The Post reviewed thousands of documents, including studies, field notes and correspondence from Hrdlicka’s papers, and interviewed more than four dozen experts, Smithsonian officials, and descendants and members of affected communities.
The museum’s brain collection was assembled by a network of scientists, US Army surgeons and professors, records show.
Officials from prominent institutions in the United States donated human brains to the museum.
The Smithsonian still holds the brains of people from at least 10 foreign countries, including the Philippines, Germany, the Czech Republic and South Africa, records show.

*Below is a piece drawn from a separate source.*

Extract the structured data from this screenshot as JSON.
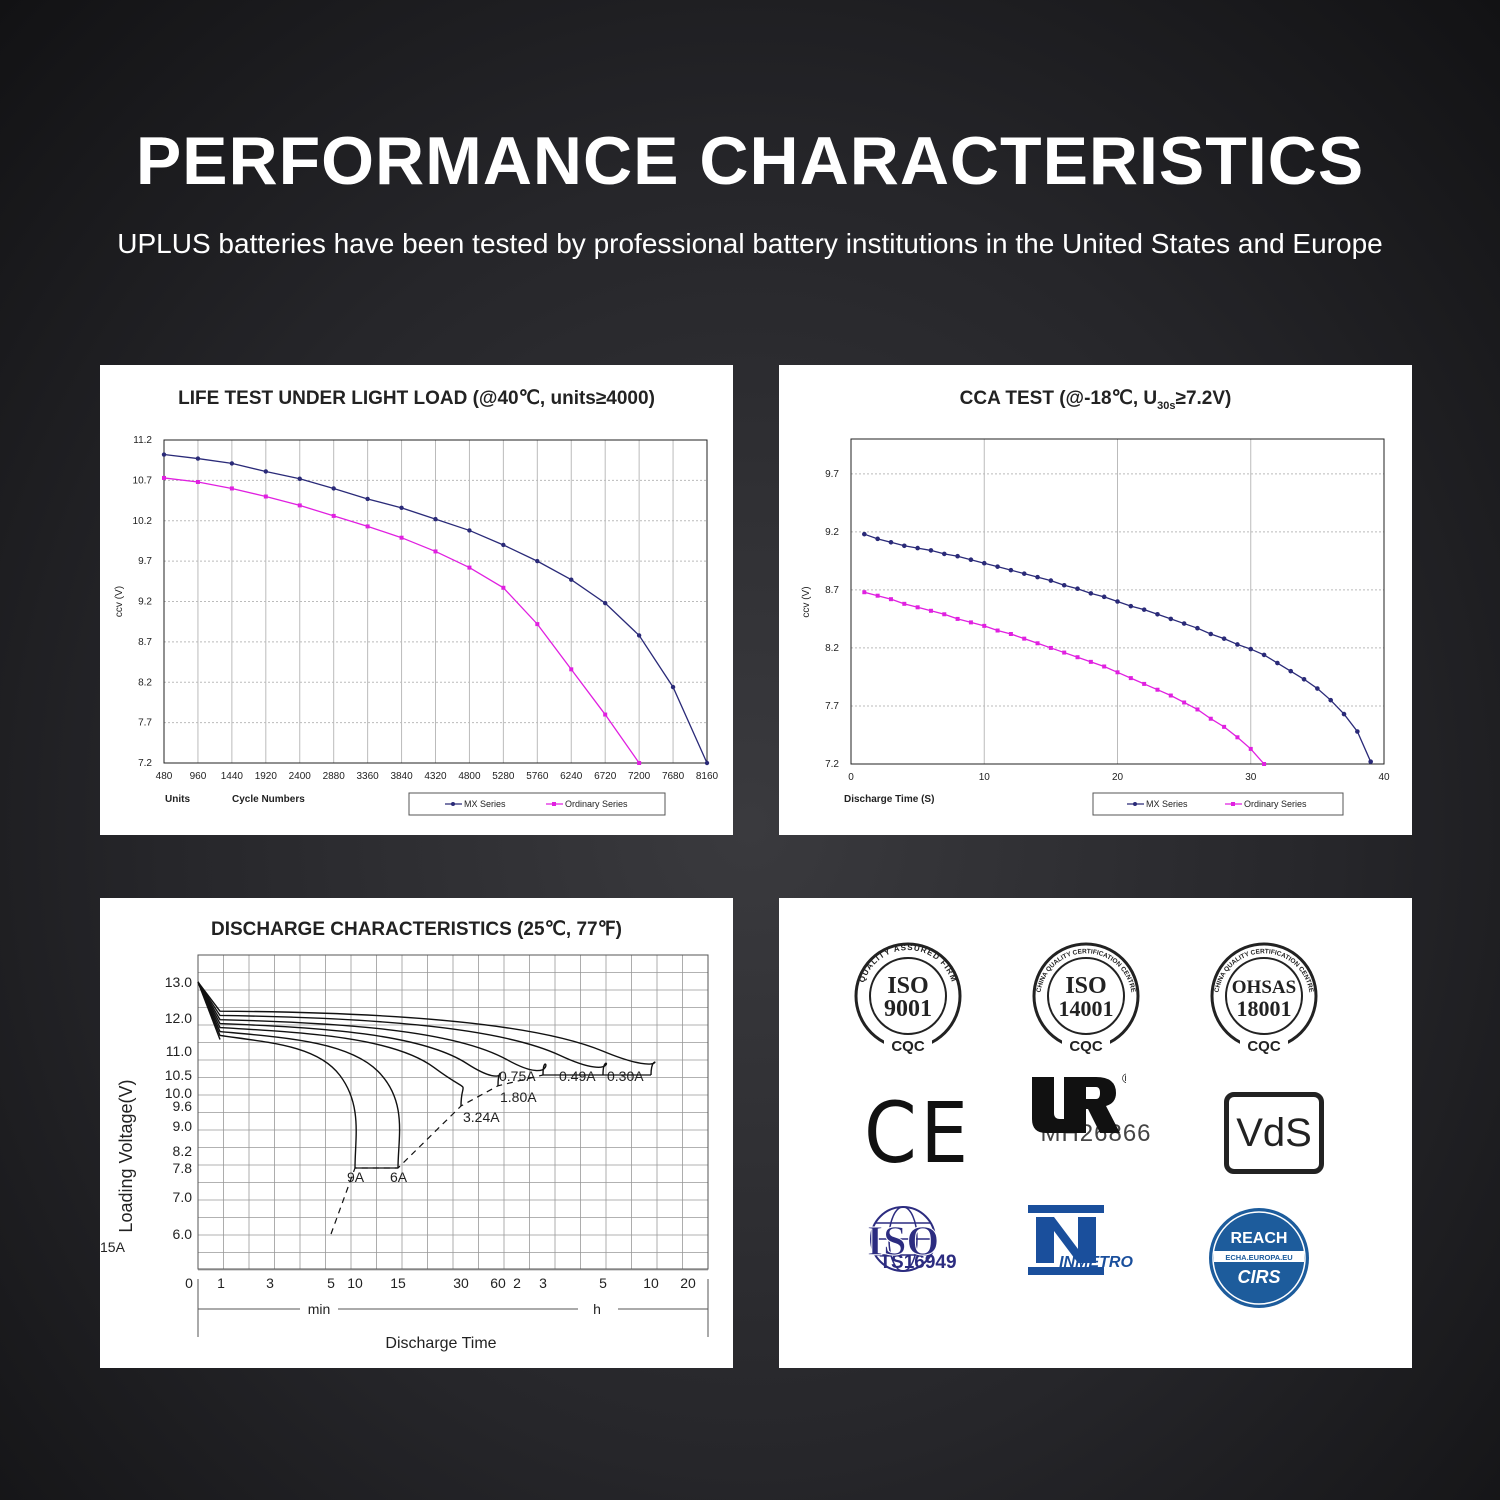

Though top Smithsonian and Natural History Museum officials have long known about the tens of thousands of body parts held by the institution, the full scope of the brain collection has never been publicly disclosed.

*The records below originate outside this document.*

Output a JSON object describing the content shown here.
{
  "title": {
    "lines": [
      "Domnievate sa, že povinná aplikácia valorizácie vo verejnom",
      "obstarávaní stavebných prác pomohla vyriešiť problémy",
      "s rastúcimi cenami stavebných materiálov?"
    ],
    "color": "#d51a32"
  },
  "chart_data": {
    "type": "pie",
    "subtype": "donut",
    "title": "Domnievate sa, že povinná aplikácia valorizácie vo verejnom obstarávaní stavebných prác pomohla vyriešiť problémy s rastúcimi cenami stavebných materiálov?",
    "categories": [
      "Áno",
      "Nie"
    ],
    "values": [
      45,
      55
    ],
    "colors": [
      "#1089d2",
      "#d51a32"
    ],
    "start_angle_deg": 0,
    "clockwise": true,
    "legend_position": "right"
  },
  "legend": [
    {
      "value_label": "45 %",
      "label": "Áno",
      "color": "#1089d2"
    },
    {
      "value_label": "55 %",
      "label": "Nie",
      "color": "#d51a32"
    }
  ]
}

Even officials within the museum told The Post they were unaware of its magnitude until informed by reporters.
Bunch said he knew “absolutely nothing” about the brain collection before he became secretary in 2019. He said he learned about it as the institution adopted a policy in 2022 on how to return objects and body parts taken without consent.

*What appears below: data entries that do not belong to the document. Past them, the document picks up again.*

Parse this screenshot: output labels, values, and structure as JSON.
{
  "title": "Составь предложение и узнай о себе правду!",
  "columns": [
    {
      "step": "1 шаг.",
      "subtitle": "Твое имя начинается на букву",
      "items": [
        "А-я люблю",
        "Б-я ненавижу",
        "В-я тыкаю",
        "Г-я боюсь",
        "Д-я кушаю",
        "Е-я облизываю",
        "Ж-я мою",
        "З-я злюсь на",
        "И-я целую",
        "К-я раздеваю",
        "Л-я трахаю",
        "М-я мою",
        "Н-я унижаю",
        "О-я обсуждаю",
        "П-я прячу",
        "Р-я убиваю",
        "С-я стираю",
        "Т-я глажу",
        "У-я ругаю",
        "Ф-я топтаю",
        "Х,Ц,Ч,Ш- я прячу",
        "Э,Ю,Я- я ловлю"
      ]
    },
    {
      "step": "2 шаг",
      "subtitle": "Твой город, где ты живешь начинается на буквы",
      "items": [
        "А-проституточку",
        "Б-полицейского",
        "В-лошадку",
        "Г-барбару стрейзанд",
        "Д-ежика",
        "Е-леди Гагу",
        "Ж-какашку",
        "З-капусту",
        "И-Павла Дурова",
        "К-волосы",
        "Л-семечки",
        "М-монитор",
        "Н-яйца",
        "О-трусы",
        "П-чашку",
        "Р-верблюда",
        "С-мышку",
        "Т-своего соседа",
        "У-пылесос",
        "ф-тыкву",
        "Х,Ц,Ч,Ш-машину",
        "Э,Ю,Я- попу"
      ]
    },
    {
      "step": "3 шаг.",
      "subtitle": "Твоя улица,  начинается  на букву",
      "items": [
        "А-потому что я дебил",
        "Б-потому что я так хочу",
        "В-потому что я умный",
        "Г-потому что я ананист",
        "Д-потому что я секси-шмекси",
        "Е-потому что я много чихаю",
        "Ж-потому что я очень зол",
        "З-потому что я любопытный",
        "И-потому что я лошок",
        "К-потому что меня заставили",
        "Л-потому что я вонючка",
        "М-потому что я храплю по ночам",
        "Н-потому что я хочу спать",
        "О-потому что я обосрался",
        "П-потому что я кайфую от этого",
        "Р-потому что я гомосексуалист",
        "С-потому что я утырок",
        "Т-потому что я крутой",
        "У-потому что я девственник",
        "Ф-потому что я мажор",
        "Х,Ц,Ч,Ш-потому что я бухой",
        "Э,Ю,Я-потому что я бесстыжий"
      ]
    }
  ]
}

In addition to Bunch, several senior Smithsonian officials acknowledged in interviews the racism behind Hrdlicka’s work and said the anthropologist left a disturbing legacy that must be addressed.
The Smithsonian is a wide-ranging institution that spans research facilities, 21 museums and the National Zoo.
The National Museum of Natural History, one of its premier attractions, holds the vast majority of the institution’s human remains.
The only other Smithsonian museum with body parts is the National Museum of the American Indian, which said it still has 454 remains and has repatriated 617.
As The Post investigated, the Natural History Museum hired two researchers to look into the stewardship and ethical return of body parts and other objects.
It also restricted access to human remains, and shared with The Post plans to relocate the brains.
The brains are housed in a building across from a strip mall in Suitland, in a large room with preserved carcasses of animals from the zoo.
Many anthropologists and historians, as well as families, say they want the Smithsonian to do more, including to provide a commitment to contact anyone who may have a family or cultural interest in the remains.
For some, the collection of brains – the centre of intelligence and personality – is especially sensitive.
“These are deceased human beings,” said Samuel J. Redman, a professor of history at the University of Massachusetts Amherst, who has written extensively about museum collections of human remains, “and in some cases, this represents the only part of their earthly remains that we know is still around, and an important touchstone to many of these communities.”